Solve the equation: \[\dfrac{{3k + 5}}{{4k - 3}} = \dfrac{4}{9}\]

Answer 1

Hint:
Here we need to find the value of the variable. We will use the cross multiplication method here to simplify the fraction. Then we will add or subtract the like terms, which will form a linear equation including that one variable. Then we will simplify the obtained equations further to get the required value of the variable.

Complete step by step solution:
Here, we need to solve the given equation.
\[\dfrac{{3k + 5}}{{4k - 3}} = \dfrac{4}{9}\]
Now, we will apply the cross multiplication method here to simplify these fractions. Therefore, we get
\[ \Rightarrow 9\left( {3k + 5} \right) = 4\left( {4k - 3} \right)\]
Now, we will use the distributive property of multiplication to multiply the terms of both the sides of the equation.
\[ \Rightarrow 9 \times 3k + 9 \times 5 = 4 \times 4k - 4 \times 3\]
On multiplying all the terms, we get
\[ \Rightarrow 27k + 45 = 16k - 12\]
On subtracting the term \[16k\] from both the sides, we get
\[\begin{array}{l} \Rightarrow 27k - 16k + 45 = 16k - 12 - 16k\\ \Rightarrow 11k + 45 = - 12\end{array}\]
Now, we will subtract the number 45 from both sides. Therefore, we get
\[\begin{array}{l} \Rightarrow 11k + 45 - 45 = - 12 - 45\\ \Rightarrow 11k = - 57\end{array}\]
Now, we will divide both sides of the equation by the number 11.

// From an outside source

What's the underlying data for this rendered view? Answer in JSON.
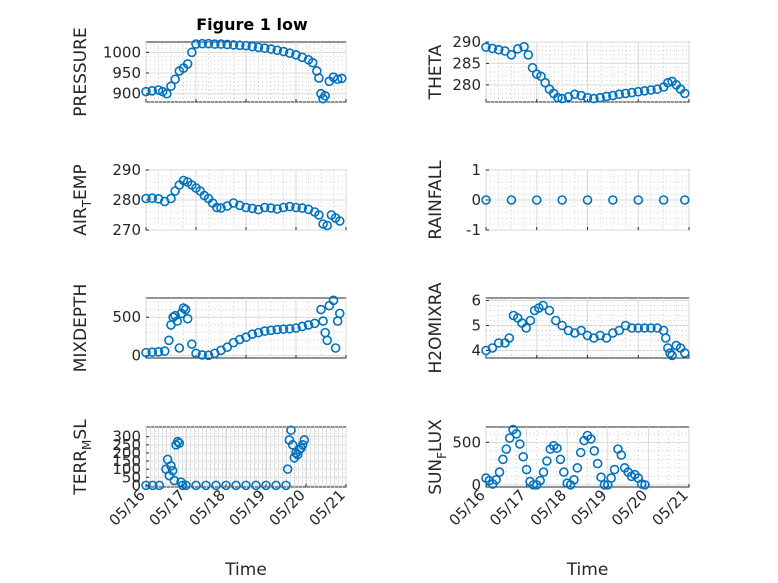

\[ \Rightarrow k = \dfrac{{ - 57}}{{11}}\]
Hence, this is the required solution to the given equation.

Note:
We have used cross multiplication to solve the problem. In cross-multiplication, we multiply the denominator of the second fraction with the numerator of the first fraction and the denominator of the first fraction with the numerator of the second fraction. Also we have used distributive property to simplify the terms. The distributive property of multiplication states that if \[a\] , \[b\] and \[c\] are any numbers then according to this property, \[\left( {a + b} \right)c = a \cdot c + b \cdot c\] . In this problem, there is only one variable present here and so, we have got the linear equation in one variable after cross multiplication. Linear equations are the equations which have the highest degree of 1.